Æthenor - En Form For Blå (2011)






















En parlant du loup, je me suis dit qu'il serait intéressant de vous faire partager ce dernier essai d'Æthenor, d'une pour celui qui voudrait mettre les choses plus en relief avec ce qui a été dit plus bas, et de deux pour annoncer qu'En Form For Blå (alt + ctrl + caps lock 0 pan dans la gueule), ce live donné à Oslo sur trois sessions réparties en Avril/Juin 2010 par des expérimentateurs gravitant aux marges de la scène metal, concrétise les acquis du Faking Gold and Murder en un disque porteur 1) d'épanouissement esthétique et 2) de superbes promesses, à la fois pour ce qu'il inspirera (du moins je l'espère) et pour l'avenir du groupe, qui s'annonce radieux. En effet Æthenor à la base c'est un all-stars-band qui, jusqu'à la rupture FGM, chiait un peu dans la colle avec des jams entassant à l'aveuglette collages électroniques et bidouillages qui ne savaient pas plus que moi où ils voulaient en venir. De septette sur FGM on passe ici au quartette : on retrouve les habituels SOMA (aux bourdons, what else ?) et O'Sullivan, qui, pour l'occasion, a ramené son poto Kristoffer Rygg (Ulver) soutenir son Fender Rhodes. Le duo Suisse Buttercup Metal Polish laisse les baguettes au batteur de free-jazz anglais Steve Noble (Tongues of Fire et les power trio N.E.W., DECOY), qui réalise ici une performance assez ahurissante, aussi bien au regard de ses prédécesseurs que de son répertoire habituel (à noter, dans le courant de l'année, SOMA et Noble ont joué ensemble au café Oto, dont la performance est disponible ici). Rygg ne chante pas, mais le vide laissé par David Tibet est très largement comblé par les instruments en présence, au langage autrement plus pur (la musique se suffisant à elle-même).

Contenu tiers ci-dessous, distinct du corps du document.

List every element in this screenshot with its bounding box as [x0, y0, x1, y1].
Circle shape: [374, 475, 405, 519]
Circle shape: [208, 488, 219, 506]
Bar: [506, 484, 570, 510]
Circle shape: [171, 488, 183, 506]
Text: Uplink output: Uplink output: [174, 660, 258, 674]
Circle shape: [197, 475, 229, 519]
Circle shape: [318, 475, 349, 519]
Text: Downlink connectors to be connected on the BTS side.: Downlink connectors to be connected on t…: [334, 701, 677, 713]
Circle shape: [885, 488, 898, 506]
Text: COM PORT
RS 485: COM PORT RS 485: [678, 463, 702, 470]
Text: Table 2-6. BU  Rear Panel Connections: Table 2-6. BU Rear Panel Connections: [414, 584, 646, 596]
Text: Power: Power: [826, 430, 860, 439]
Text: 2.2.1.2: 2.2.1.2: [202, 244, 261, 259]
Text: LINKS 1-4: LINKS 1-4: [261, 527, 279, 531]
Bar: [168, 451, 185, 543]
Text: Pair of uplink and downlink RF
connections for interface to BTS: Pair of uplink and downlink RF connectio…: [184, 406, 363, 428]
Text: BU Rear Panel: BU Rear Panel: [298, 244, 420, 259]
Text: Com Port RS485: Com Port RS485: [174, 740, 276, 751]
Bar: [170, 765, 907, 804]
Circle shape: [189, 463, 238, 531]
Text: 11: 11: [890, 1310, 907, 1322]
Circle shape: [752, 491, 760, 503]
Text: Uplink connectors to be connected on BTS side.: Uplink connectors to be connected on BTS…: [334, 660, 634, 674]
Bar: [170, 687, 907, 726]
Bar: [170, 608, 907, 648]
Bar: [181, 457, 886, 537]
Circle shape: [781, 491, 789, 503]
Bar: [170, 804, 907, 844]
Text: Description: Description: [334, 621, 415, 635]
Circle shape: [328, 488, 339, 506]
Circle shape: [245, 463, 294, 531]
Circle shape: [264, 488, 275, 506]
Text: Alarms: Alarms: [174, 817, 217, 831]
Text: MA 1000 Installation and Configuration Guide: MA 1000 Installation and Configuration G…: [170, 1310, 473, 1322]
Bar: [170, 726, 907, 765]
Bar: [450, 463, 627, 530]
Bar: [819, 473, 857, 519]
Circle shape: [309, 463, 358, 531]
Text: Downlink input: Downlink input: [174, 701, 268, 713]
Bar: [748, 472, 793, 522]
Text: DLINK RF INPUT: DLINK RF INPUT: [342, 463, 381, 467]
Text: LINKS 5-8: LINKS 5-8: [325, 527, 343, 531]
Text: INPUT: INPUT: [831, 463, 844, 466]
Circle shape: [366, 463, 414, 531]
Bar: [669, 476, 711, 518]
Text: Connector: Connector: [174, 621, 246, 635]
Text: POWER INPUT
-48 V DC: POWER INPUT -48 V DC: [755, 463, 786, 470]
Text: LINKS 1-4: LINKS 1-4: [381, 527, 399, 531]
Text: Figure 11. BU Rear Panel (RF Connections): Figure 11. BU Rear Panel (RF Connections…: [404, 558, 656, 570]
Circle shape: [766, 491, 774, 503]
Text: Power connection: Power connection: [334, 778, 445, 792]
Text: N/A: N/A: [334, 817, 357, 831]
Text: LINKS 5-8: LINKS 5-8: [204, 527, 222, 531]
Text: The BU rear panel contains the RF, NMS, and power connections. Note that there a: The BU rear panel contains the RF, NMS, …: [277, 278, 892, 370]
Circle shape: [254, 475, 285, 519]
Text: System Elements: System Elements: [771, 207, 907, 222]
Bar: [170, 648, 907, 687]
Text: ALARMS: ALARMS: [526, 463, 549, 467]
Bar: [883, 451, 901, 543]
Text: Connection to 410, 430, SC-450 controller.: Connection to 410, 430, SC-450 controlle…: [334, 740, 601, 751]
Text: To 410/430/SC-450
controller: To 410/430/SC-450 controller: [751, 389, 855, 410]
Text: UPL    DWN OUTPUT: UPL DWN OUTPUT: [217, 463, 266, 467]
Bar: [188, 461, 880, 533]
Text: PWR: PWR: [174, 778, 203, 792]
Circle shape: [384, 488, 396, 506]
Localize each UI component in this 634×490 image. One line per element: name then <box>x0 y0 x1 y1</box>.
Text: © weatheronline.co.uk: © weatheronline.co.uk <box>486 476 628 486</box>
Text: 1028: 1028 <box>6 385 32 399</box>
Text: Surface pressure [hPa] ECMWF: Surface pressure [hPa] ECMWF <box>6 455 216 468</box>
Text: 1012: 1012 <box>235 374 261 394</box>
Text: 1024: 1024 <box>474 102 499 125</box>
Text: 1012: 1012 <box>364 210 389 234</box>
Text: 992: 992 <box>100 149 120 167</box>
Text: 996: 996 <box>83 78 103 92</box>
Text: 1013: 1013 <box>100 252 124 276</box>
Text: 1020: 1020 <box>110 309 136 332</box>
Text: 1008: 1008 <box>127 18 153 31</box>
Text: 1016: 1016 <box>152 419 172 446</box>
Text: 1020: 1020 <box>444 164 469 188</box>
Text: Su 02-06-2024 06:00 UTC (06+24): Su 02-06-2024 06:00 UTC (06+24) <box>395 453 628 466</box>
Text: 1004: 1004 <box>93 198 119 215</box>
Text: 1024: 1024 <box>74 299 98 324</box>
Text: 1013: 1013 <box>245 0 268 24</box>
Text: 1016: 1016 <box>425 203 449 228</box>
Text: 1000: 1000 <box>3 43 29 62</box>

Je serais laconique (et non lacanien), auquel cas je perdrais trois plombes en descriptions à rallonges, car cette musique se caractérise par une prolifération affolante de détails qui vont et viennent en tapis ductiles, ou qui, agglomérés et cristallisés, s'élèvent en masses sonores majestueuses, figeant le temps et saturant l'espace comme les épiphanies d'un live de Supersilent.
Cette performance improvisée peut se décomposer comme suit : à ma gauche, le duo Rygg/O'Sullivan constitue l'axe ambient : ces derniers tissent des trames électroniques denses et perpétuellement mouvantes, réverbérées la plupart du temps, tantôt sourdes et graves, tantôt miroitantes, comme, au Rhodes, ces gouttelettes montantes et descendantes qui s'éploient en frémissantes mélodies sur "One Number...", les scintillations de "Something To Sleep...", les efflorescences inouïes de "Vyomagami Plume" qui sitôt se rétractent, jalouses de leurs secrets... certaines mélodies diaprées, qui grelottent en liquides iridescences, me rappellent le Mirage de Klaus Schulze... d’autres, se déployant en profondes et moelleuses nappes émaillées de babils mystérieux, pourraient rappeller Coil.
A ma droite, SOMA, c'est le côté plus rock'n'roll d'En Form For Blå, qui n'hésite pas à tout emporter dans des déflagrations de speed-drone qui tachent (à la Pentemple), ou à moduler quelques bourdons mixés plus en retrait, comme une menace sourde.
Et en face de moi, Steve Noble est le pivot, l'homme participant aussi bien du côté ambient avec ses cymbales prolixes, ses soubresauts isolés, épars et clinquants, ses cellules rythmiques qui, peu à peu, se reprennent en d'intriguant leitmotivs (genre butor en pleine parade amoureuse) ; que du côté plus rock, viscéral de la performance, lorsqu'il soutient O'Malley avec ses explosions en staccato, mur sonore statique, régal de pataugeade et d'intensité, me rappelant un peu les tatanes rythmiques d'un Elvin Jones très en forme. La production de tout ceci est excellente : mise en valeur de chaque instrument en présence, éradication des bruits parasites et de tout ce qui pourrait troubler l'exceptionnelle fluidité d'une telle performance. Car, à l'instar d'In A Silent Way, tout ne cesse de s'écouler, de changer, de se brosser en paysages liquides, énigmatiques, comme d'aquarelles sonores - la forme est fluide, le sens l'est encore plus.

Bon appétit.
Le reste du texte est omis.